Maxima as she appears in Superman: The Animated Series.

- A character based on Maxima named Neila appears in Superboy, portrayed by Christine Moore. She possesses superhuman strength, speed, and durability, pyrokinesis, the ability to alter her hair, and teleportation.
- Maxima appears in the Superman: The Animated Series episode "Warrior Queen", voiced by Sharon Lawrence. This version sports a whimsical personality, limited metal manipulation, and a bracelet that allows her to teleport.
- Maxima appears in the Smallville episode "Instinct", portrayed by Charlotte Sullivan.

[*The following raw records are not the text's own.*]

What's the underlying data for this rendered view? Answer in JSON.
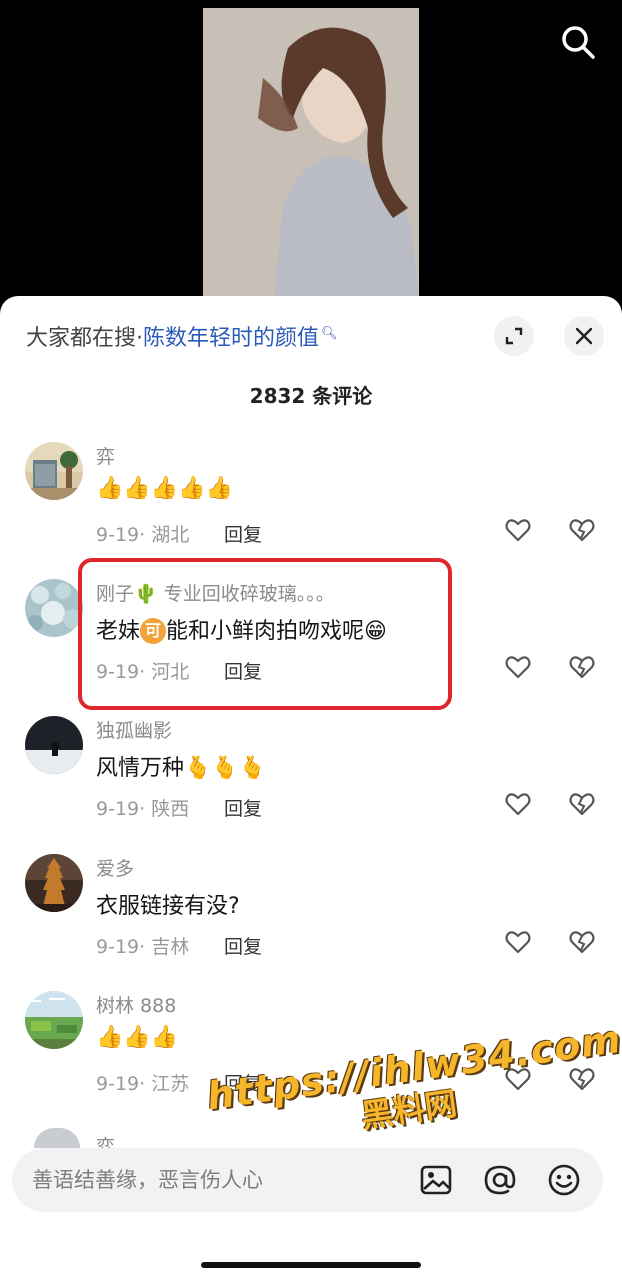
{
  "header": {
    "prefix": "大家都在搜·",
    "keyword": "陈数年轻时的颜值",
    "keyword_icon": "search-icon"
  },
  "comments_count": "2832 条评论",
  "comments": [
    {
      "user": "弈",
      "text": "👍👍👍👍👍",
      "date": "9-19",
      "region": "湖北",
      "reply": "回复"
    },
    {
      "user": "刚子🌵 专业回收碎玻璃。。。",
      "text_before": "老妹",
      "badge": "可",
      "text_after": "能和小鲜肉拍吻戏呢😁",
      "date": "9-19",
      "region": "河北",
      "reply": "回复"
    },
    {
      "user": "独孤幽影",
      "text": "风情万种🫰🫰🫰",
      "date": "9-19",
      "region": "陕西",
      "reply": "回复"
    },
    {
      "user": "爱多",
      "text": "衣服链接有没?",
      "date": "9-19",
      "region": "吉林",
      "reply": "回复"
    },
    {
      "user": "树林 888",
      "text": "👍👍👍",
      "date": "9-19",
      "region": "江苏",
      "reply": "回复"
    }
  ],
  "partial_user": "弈",
  "input": {
    "placeholder": "善语结善缘，恶言伤人心"
  },
  "watermark": {
    "url": "https://ihlw34.com",
    "name": "黑料网"
  },
  "colors": {
    "highlight": "#e0262d",
    "keyword": "#2a5bb8",
    "watermark": "#f6b62b"
  }
}
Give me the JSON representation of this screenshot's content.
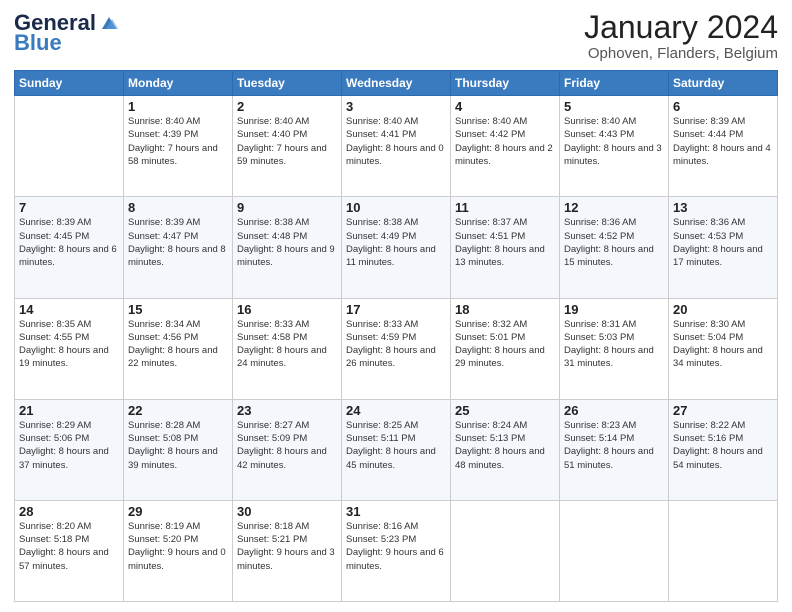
{
  "header": {
    "logo_general": "General",
    "logo_blue": "Blue",
    "month_title": "January 2024",
    "location": "Ophoven, Flanders, Belgium"
  },
  "days_of_week": [
    "Sunday",
    "Monday",
    "Tuesday",
    "Wednesday",
    "Thursday",
    "Friday",
    "Saturday"
  ],
  "weeks": [
    [
      {
        "day": "",
        "sunrise": "",
        "sunset": "",
        "daylight": ""
      },
      {
        "day": "1",
        "sunrise": "Sunrise: 8:40 AM",
        "sunset": "Sunset: 4:39 PM",
        "daylight": "Daylight: 7 hours and 58 minutes."
      },
      {
        "day": "2",
        "sunrise": "Sunrise: 8:40 AM",
        "sunset": "Sunset: 4:40 PM",
        "daylight": "Daylight: 7 hours and 59 minutes."
      },
      {
        "day": "3",
        "sunrise": "Sunrise: 8:40 AM",
        "sunset": "Sunset: 4:41 PM",
        "daylight": "Daylight: 8 hours and 0 minutes."
      },
      {
        "day": "4",
        "sunrise": "Sunrise: 8:40 AM",
        "sunset": "Sunset: 4:42 PM",
        "daylight": "Daylight: 8 hours and 2 minutes."
      },
      {
        "day": "5",
        "sunrise": "Sunrise: 8:40 AM",
        "sunset": "Sunset: 4:43 PM",
        "daylight": "Daylight: 8 hours and 3 minutes."
      },
      {
        "day": "6",
        "sunrise": "Sunrise: 8:39 AM",
        "sunset": "Sunset: 4:44 PM",
        "daylight": "Daylight: 8 hours and 4 minutes."
      }
    ],
    [
      {
        "day": "7",
        "sunrise": "Sunrise: 8:39 AM",
        "sunset": "Sunset: 4:45 PM",
        "daylight": "Daylight: 8 hours and 6 minutes."
      },
      {
        "day": "8",
        "sunrise": "Sunrise: 8:39 AM",
        "sunset": "Sunset: 4:47 PM",
        "daylight": "Daylight: 8 hours and 8 minutes."
      },
      {
        "day": "9",
        "sunrise": "Sunrise: 8:38 AM",
        "sunset": "Sunset: 4:48 PM",
        "daylight": "Daylight: 8 hours and 9 minutes."
      },
      {
        "day": "10",
        "sunrise": "Sunrise: 8:38 AM",
        "sunset": "Sunset: 4:49 PM",
        "daylight": "Daylight: 8 hours and 11 minutes."
      },
      {
        "day": "11",
        "sunrise": "Sunrise: 8:37 AM",
        "sunset": "Sunset: 4:51 PM",
        "daylight": "Daylight: 8 hours and 13 minutes."
      },
      {
        "day": "12",
        "sunrise": "Sunrise: 8:36 AM",
        "sunset": "Sunset: 4:52 PM",
        "daylight": "Daylight: 8 hours and 15 minutes."
      },
      {
        "day": "13",
        "sunrise": "Sunrise: 8:36 AM",
        "sunset": "Sunset: 4:53 PM",
        "daylight": "Daylight: 8 hours and 17 minutes."
      }
    ],
    [
      {
        "day": "14",
        "sunrise": "Sunrise: 8:35 AM",
        "sunset": "Sunset: 4:55 PM",
        "daylight": "Daylight: 8 hours and 19 minutes."
      },
      {
        "day": "15",
        "sunrise": "Sunrise: 8:34 AM",
        "sunset": "Sunset: 4:56 PM",
        "daylight": "Daylight: 8 hours and 22 minutes."
      },
      {
        "day": "16",
        "sunrise": "Sunrise: 8:33 AM",
        "sunset": "Sunset: 4:58 PM",
        "daylight": "Daylight: 8 hours and 24 minutes."
      },
      {
        "day": "17",
        "sunrise": "Sunrise: 8:33 AM",
        "sunset": "Sunset: 4:59 PM",
        "daylight": "Daylight: 8 hours and 26 minutes."
      },
      {
        "day": "18",
        "sunrise": "Sunrise: 8:32 AM",
        "sunset": "Sunset: 5:01 PM",
        "daylight": "Daylight: 8 hours and 29 minutes."
      },
      {
        "day": "19",
        "sunrise": "Sunrise: 8:31 AM",
        "sunset": "Sunset: 5:03 PM",
        "daylight": "Daylight: 8 hours and 31 minutes."
      },
      {
        "day": "20",
        "sunrise": "Sunrise: 8:30 AM",
        "sunset": "Sunset: 5:04 PM",
        "daylight": "Daylight: 8 hours and 34 minutes."
      }
    ],
    [
      {
        "day": "21",
        "sunrise": "Sunrise: 8:29 AM",
        "sunset": "Sunset: 5:06 PM",
        "daylight": "Daylight: 8 hours and 37 minutes."
      },
      {
        "day": "22",
        "sunrise": "Sunrise: 8:28 AM",
        "sunset": "Sunset: 5:08 PM",
        "daylight": "Daylight: 8 hours and 39 minutes."
      },
      {
        "day": "23",
        "sunrise": "Sunrise: 8:27 AM",
        "sunset": "Sunset: 5:09 PM",
        "daylight": "Daylight: 8 hours and 42 minutes."
      },
      {
        "day": "24",
        "sunrise": "Sunrise: 8:25 AM",
        "sunset": "Sunset: 5:11 PM",
        "daylight": "Daylight: 8 hours and 45 minutes."
      },
      {
        "day": "25",
        "sunrise": "Sunrise: 8:24 AM",
        "sunset": "Sunset: 5:13 PM",
        "daylight": "Daylight: 8 hours and 48 minutes."
      },
      {
        "day": "26",
        "sunrise": "Sunrise: 8:23 AM",
        "sunset": "Sunset: 5:14 PM",
        "daylight": "Daylight: 8 hours and 51 minutes."
      },
      {
        "day": "27",
        "sunrise": "Sunrise: 8:22 AM",
        "sunset": "Sunset: 5:16 PM",
        "daylight": "Daylight: 8 hours and 54 minutes."
      }
    ],
    [
      {
        "day": "28",
        "sunrise": "Sunrise: 8:20 AM",
        "sunset": "Sunset: 5:18 PM",
        "daylight": "Daylight: 8 hours and 57 minutes."
      },
      {
        "day": "29",
        "sunrise": "Sunrise: 8:19 AM",
        "sunset": "Sunset: 5:20 PM",
        "daylight": "Daylight: 9 hours and 0 minutes."
      },
      {
        "day": "30",
        "sunrise": "Sunrise: 8:18 AM",
        "sunset": "Sunset: 5:21 PM",
        "daylight": "Daylight: 9 hours and 3 minutes."
      },
      {
        "day": "31",
        "sunrise": "Sunrise: 8:16 AM",
        "sunset": "Sunset: 5:23 PM",
        "daylight": "Daylight: 9 hours and 6 minutes."
      },
      {
        "day": "",
        "sunrise": "",
        "sunset": "",
        "daylight": ""
      },
      {
        "day": "",
        "sunrise": "",
        "sunset": "",
        "daylight": ""
      },
      {
        "day": "",
        "sunrise": "",
        "sunset": "",
        "daylight": ""
      }
    ]
  ]
}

This version possesses a toxic kiss and empathic powers.
- Maxima appears in the Supergirl episode "Myriad", portrayed by Eve Torres Gracie. This version attempted to make Superman her mate, but was thwarted and incarcerated by the Department of Extranormal Operations (DEO).
- Maxima makes a non-speaking cameo appearance in the Kite Man: Hell Yeah! episode "Portal Potty, Hell Yeah!".

===Film===
- Maxima makes a non-speaking appearance in DC Super Hero Girls: Intergalactic Games as a student of the Korugar Academy.

===Video games===
Maxima appears as a character summon in Scribblenauts Unmasked: A DC Comics Adventure.

===Miscellaneous===
Maxima makes non-speaking appearances in DC Super Hero Girls as a student of the Korugar Academy.